Подлинное значение этих открытий оставалось загадкой еще более столетия, пока молодому студенту по имени Дональд Гриффин не пришла в голову одна интересная мысль[187]{615}. Гриффин часами наблюдал за миграциями летучих мышей и поражался, как им удается пролетать через темные пещеры, не впечатываясь в сталактиты. Ему вспомнилась неподтвержденная гипотеза, будто мыши вслушиваются в эхо от своих высокочастотных криков, а еще он знал, что один местный физик изобрел устройство, способное улавливать ультразвук и преобразовывать его в слышимые частоты. В 1938 г. Гриффин явился в кабинет этого изобретателя с клеткой малых бурых ночниц и поместил ее прямо перед детектором. «К нашему удивлению и восторгу, из динамика раздался разноголосый сиплый гвалт», – писал Гриффин в своей ставшей теперь классической книге «Слушая в темноте» (Listening in the Dark){616}.
Год спустя Гриффин с еще одним студентом, Робертом Галамбосом, подтвердили, что летучие мыши издают такие ультразвуковые сигналы и в полете, что их уши улавливают эти частоты и что обе эти способности необходимы им, чтобы огибать препятствия{617}. Если их рот и уши были свободны, летучим мышам не составляло труда преодолеть лабиринт из свешивающихся с потолка кусков тонкой проволоки. А вот когда им затыкали либо уши, либо рот, они взлетали неохотно и почти сразу же врезались в стены, мебель и даже самих Гриффина с Галамбосом. Все указывало на то, что летучие мыши ориентируются в пространстве по эху от собственных сигналов. Но другим ученым это предположение показалось нелепым. Как позже вспоминал Гриффин, «одного именитого физиолога наш доклад на конференции так ошеломил, что он начал трясти Боба (Галамбоса) за плечи с воплем: "Вы же это не всерьез?!"» Но молодые ученые не шутили, и в 1944 г. Гриффин ввел для поразительной способности летучих мышей специальный термин{618}. Он назвал ее эхолокацией[188].
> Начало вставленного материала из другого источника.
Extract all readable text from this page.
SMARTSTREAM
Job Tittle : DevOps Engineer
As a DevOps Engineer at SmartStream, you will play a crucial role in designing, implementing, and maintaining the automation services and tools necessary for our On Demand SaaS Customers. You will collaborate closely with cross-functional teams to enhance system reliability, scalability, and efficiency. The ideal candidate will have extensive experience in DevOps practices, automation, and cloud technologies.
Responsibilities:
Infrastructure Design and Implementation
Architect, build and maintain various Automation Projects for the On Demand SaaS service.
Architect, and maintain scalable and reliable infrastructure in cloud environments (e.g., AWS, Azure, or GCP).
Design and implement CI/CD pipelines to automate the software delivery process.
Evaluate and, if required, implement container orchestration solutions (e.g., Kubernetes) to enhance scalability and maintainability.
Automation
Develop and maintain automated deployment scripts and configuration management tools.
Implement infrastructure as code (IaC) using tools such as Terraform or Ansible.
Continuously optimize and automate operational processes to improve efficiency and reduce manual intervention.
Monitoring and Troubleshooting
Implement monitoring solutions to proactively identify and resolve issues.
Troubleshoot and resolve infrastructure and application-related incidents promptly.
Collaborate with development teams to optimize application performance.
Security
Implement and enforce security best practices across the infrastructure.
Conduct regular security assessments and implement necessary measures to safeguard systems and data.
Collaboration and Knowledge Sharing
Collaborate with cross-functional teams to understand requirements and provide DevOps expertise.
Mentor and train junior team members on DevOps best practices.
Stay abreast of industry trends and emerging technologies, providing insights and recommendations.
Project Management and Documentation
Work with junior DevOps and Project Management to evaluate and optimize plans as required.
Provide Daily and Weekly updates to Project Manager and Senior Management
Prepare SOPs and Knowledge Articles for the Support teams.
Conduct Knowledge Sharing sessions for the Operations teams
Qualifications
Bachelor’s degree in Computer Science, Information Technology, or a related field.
Поначалу эхолокацию недооценивал даже сам Гриффин. Он считал ее просто предохранительной системой, позволяющей летучим мышам избегать столкновений, но летом 1951 г. ему пришлось подкорректировать свои взгляды. Усевшись на берегу пруда в Итаке (штат Нью-Йорк), он попробовал впервые понаблюдать эхолокацию летучих мышей в дикой природе{619}. Направляя микрофон в небо, он и не подозревал, какой поток ультразвуковых сигналов на него обрушится и насколько они будут отличаться от тех, что он слышал в закрытом помещении. Когда летучая мышь парит в небе, ее импульсные сигналы протяжнее и глуше, а когда она устремляется за добычей, размеренное «пут-пут-пут» учащается, сливаясь в дробный гул. Запуская из рогатки мелкие камешки поперек направления движения летучих мышей, Гриффин подтвердил, что учащение импульсных сигналов происходит каждый раз, когда летучая мышь преследует находящийся в воздухе объект. Так потрясенный до глубины души Гриффин узнал, что эхолокация – это не просто детектор препятствий, а еще и способ охоты{620}. «Такого мы не то что предвидеть, даже предположить не могли, нам на это не хватило бы никакого научного воображения», – писал он впоследствии{621}.